Гришка почесал шишку на лбу и пробасил:

— Мы, братва, на помпе воду выкачивали!

Дружеские шлепки по мокрым спинам были для ребят самой лучшей наградой. Взрослые посторонились, уступая место.

Отлежавшись, Мишка поднес было ложку ко рту, но, увидев на ней маленький волосок, сорвался со скамейки и, зажимая рот рукой, помчался вон из кубрика.

Не успел Гришка проглотить жирный кусок мяса, как почувствовал тошноту и, мыча от стыда, бросился за приятелем. Вдогонку понесся громкий хохот, но в нем не было теперь ни злобы ни раздражения.

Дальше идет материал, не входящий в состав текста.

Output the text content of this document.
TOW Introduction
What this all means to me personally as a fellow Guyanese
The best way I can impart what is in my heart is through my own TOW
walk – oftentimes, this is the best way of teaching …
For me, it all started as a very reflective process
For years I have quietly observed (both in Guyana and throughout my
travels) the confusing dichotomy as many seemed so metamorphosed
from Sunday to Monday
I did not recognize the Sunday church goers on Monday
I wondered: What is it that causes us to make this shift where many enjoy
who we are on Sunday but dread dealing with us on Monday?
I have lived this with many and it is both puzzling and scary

— Кок, команду твою укачало! Как теперь без помощников обойдемся? Палец в рот, хлопцы, суйте, — полегчает!

Отдав неизбежную дань океану, обессиленные ребята еле добрались до чужой койки и забылись в тяжелом сне.

О ТОМ, КАК КОК НЕ ЛЮБИЛ ЩЕКОТКИ

Мишка открыл глаза, и первое, что он увидел, были веселые, пробивающиеся в открытые иллюминаторы солнечные лучи. Машина стучала уверенно и ровно, без перебоев, все стояло на месте, не тарахтело, не качалось и не падало, как вчера.

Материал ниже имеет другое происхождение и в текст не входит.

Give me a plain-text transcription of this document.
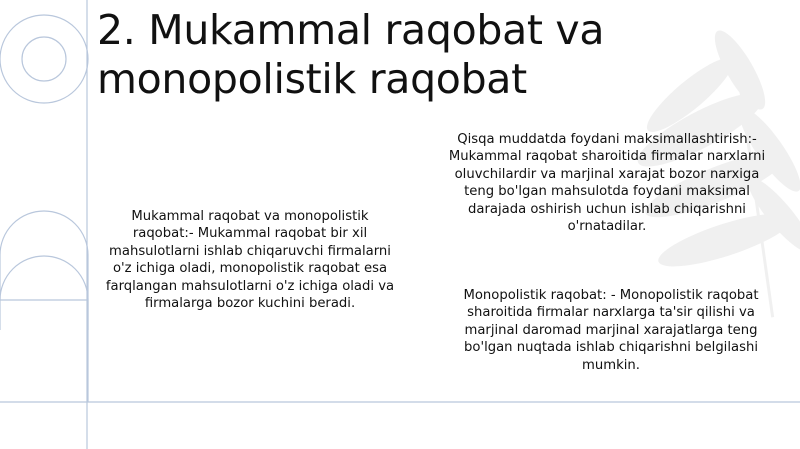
2. Mukammal raqobat va monopolistik raqobat
Mukammal raqobat va monopolistik raqobat:- Mukammal raqobat bir xil mahsulotlarni ishlab chiqaruvchi firmalarni o'z ichiga oladi, monopolistik raqobat esa farqlangan mahsulotlarni o'z ichiga oladi va firmalarga bozor kuchini beradi.
Qisqa muddatda foydani maksimallashtirish:- Mukammal raqobat sharoitida firmalar narxlarni oluvchilardir va marjinal xarajat bozor narxiga teng bo'lgan mahsulotda foydani maksimal darajada oshirish uchun ishlab chiqarishni o'rnatadilar.
Monopolistik raqobat: - Monopolistik raqobat sharoitida firmalar narxlarga ta'sir qilishi va marjinal daromad marjinal xarajatlarga teng bo'lgan nuqtada ishlab chiqarishni belgilashi mumkin.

От бурной ночи не осталось никаких следов. Кубрик был чисто вымыт, команда переоделась в майское, то и дело раскатывался веселый смех. Ребята выбежали на палубу и зажмурили глаза.

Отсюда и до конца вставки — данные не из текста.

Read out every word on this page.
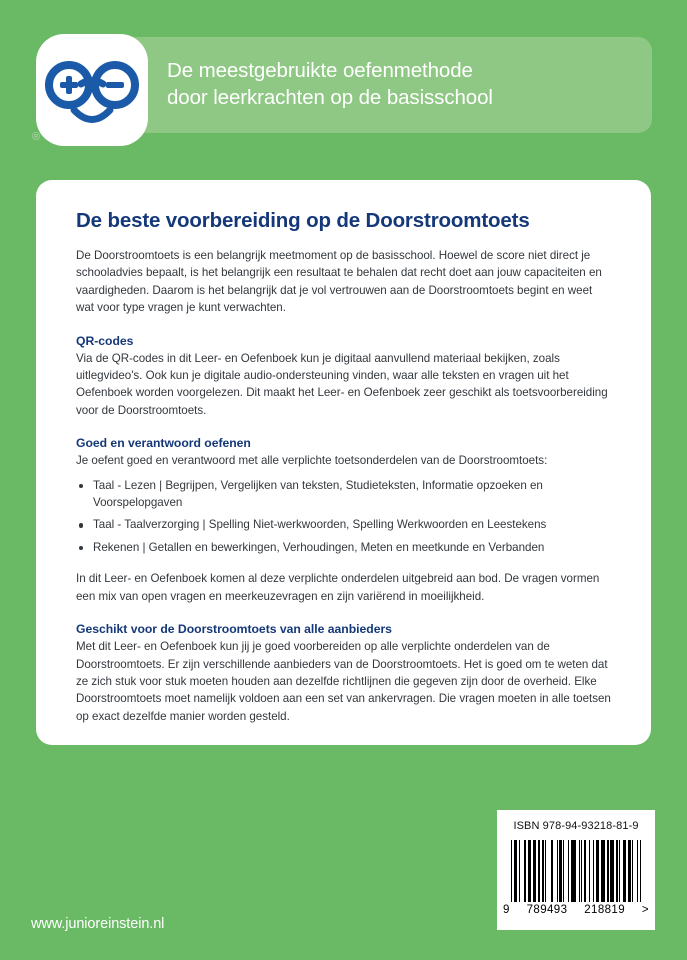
De meestgebruikte oefenmethode
door leerkrachten op de basisschool
®
De beste voorbereiding op de Doorstroomtoets

De Doorstroomtoets is een belangrijk meetmoment op de basisschool. Hoewel de score niet direct je schooladvies bepaalt, is het belangrijk een resultaat te behalen dat recht doet aan jouw capaciteiten en vaardigheden. Daarom is het belangrijk dat je vol vertrouwen aan de Doorstroomtoets begint en weet wat voor type vragen je kunt verwachten.

QR-codes

Via de QR-codes in dit Leer- en Oefenboek kun je digitaal aanvullend materiaal bekijken, zoals uitlegvideo's. Ook kun je digitale audio-ondersteuning vinden, waar alle teksten en vragen uit het Oefenboek worden voorgelezen. Dit maakt het Leer- en Oefenboek zeer geschikt als toetsvoorbereiding voor de Doorstroomtoets.

Goed en verantwoord oefenen

Je oefent goed en verantwoord met alle verplichte toetsonderdelen van de Doorstroomtoets:

Taal - Lezen | Begrijpen, Vergelijken van teksten, Studieteksten, Informatie opzoeken en Voorspelopgaven
Taal - Taalverzorging | Spelling Niet-werkwoorden, Spelling Werkwoorden en Leestekens
Rekenen | Getallen en bewerkingen, Verhoudingen, Meten en meetkunde en Verbanden

In dit Leer- en Oefenboek komen al deze verplichte onderdelen uitgebreid aan bod. De vragen vormen een mix van open vragen en meerkeuzevragen en zijn variërend in moeilijkheid.

Geschikt voor de Doorstroomtoets van alle aanbieders

Met dit Leer- en Oefenboek kun jij je goed voorbereiden op alle verplichte onderdelen van de Doorstroomtoets. Er zijn verschillende aanbieders van de Doorstroomtoets. Het is goed om te weten dat ze zich stuk voor stuk moeten houden aan dezelfde richtlijnen die gegeven zijn door de overheid. Elke Doorstroomtoets moet namelijk voldoen aan een set van ankervragen. Die vragen moeten in alle toetsen op exact dezelfde manier worden gesteld.

www.junioreinstein.nl
ISBN 978-94-93218-81-9
9 789493 218819 >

Солнце играло всеми цветами радуги на бирюзовой глади моря. Белоснежные крылья чаек чертили зигзаги в искрометном небе, и до самого горизонта растянулась голубая бархатная благодать. Палуба ярко блестела, сверкали начищенные медные части приборов, и за кормой пенилась вода, оставляя далекую, ровную забортную струю.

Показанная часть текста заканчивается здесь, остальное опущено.